The third section is the part I was most anxious to read: “The Mistress in Action.” Now here’s the fun stuff. This section was certainly the most helpful to me, and it has most of the real “meat” of the book. The author goes over how to establish a “scene” and how to make it more effective. Creating dominance names for yourself and your submissive help let you both know when a scene is desired. The author emphasizes that suspense is the most important part of establishing your authority as a mistress, but also then going through with the punishment or pleasure that keeps him in suspense. Costumes, props, and persuasive acting also help create an effective scene.

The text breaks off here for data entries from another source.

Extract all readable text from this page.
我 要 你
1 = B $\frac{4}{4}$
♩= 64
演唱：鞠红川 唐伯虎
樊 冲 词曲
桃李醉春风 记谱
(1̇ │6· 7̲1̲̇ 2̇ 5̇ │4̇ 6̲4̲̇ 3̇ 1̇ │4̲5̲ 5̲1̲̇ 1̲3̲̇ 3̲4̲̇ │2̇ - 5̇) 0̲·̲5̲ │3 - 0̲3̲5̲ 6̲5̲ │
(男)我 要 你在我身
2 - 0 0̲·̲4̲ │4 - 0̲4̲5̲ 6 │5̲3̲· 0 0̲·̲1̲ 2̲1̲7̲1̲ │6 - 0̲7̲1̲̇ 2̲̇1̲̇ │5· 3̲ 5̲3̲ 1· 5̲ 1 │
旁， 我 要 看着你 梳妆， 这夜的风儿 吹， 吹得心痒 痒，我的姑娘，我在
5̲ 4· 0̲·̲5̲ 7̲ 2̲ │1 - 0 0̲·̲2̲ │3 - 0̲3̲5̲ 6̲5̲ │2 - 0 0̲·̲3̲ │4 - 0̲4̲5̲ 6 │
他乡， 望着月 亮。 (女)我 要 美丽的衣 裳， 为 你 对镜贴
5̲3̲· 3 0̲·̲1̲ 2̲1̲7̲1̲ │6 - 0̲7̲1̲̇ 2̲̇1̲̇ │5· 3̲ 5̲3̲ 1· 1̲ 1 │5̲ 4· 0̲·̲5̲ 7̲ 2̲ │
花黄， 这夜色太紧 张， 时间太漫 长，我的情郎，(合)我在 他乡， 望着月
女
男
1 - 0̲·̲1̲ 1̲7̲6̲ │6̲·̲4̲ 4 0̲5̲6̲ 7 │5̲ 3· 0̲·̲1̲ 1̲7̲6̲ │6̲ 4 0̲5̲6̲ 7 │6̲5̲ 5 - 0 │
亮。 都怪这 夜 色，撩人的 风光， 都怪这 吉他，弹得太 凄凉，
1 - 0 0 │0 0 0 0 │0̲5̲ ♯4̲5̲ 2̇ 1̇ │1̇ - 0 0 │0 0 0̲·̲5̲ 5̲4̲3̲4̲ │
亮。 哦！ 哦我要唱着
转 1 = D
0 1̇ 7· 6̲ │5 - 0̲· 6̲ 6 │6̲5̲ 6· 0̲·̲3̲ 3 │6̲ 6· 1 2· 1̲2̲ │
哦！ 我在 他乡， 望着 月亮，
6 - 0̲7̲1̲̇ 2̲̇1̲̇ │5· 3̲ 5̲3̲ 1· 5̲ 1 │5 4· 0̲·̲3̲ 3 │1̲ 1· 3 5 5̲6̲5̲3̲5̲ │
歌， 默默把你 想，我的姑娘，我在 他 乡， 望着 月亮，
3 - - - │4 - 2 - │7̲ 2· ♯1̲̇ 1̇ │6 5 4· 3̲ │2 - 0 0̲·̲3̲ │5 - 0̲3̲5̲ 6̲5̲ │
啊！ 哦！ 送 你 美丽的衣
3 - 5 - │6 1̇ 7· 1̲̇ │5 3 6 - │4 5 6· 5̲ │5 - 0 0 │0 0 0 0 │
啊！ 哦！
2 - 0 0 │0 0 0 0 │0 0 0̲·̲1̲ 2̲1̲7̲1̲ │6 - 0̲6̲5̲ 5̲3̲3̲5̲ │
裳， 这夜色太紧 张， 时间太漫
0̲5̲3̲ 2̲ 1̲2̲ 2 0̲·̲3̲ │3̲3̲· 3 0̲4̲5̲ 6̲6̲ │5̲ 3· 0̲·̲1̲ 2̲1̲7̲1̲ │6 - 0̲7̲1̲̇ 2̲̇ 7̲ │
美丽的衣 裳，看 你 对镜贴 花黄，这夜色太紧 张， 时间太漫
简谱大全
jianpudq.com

One chapter covers how to plan and enact a scene. You must first discuss with your submissive what each of you desires from the scene and establish the most important element – the safe word. She suggests using something other than “stop” or “No!” because these words may be misconstrued as part of the play. The author suggests the “stoplight” safe-word system – saying “red” means stop & end the scene; “yellow” means something like, slow down, less pain, etc but don’t stop; and a submissive can say “green” to reassure a hesitant mistress. However, the author stresses that a safe-word may not always be dependable – perhaps for one reason or another, the submissive just cannot get it out. The mistress must thus always be aware. She is responsible for her partner’s safety.
Another chapter covers props and techniques for the proper use of each. Types of punishment are covered, such as different types of spanking and humiliation. The author lists different instruments used to discipline, from the hand to the hairbrush to the birch and cane. She discusses the proper use of each, emphasizing safety and detailing what harm can befall your submissive if you use and instrument incorrectly. She also discusses instruments of bondage, such as ball gags, collars & restraints, including rope, cuffs, and male chastity devices (all of which I love). She discusses ways to humiliate your submissive, including enemas & other anal play, verbal humiliation, and cock & ball torture.
The final section of the book describes the “Five Archetypal Fantasies” and advises you to read through them all and take elements from each that you like. The fantasies include the Nursemaid, Governess, Queen, Amazon, and Goddess. Discussing fantasies with your submissive is important; the author uses the example of a Domme who was interested in CBT and more “Amazonian” domination and her submissive who preferred to be the naughty schoolboy. In cases where your fantasies are in conflict, communication and compromise is key. Just be aware that problems may arise between the two of you, and you just need patience to work them out.
I’ve found that BDSM in general makes my partner and I much more open with and trusting of each other, improves our communication, and deepens our love and commitment to one another. I love that the author makes this, and safety, the stronghold of the book, and all of the play revolves around these things.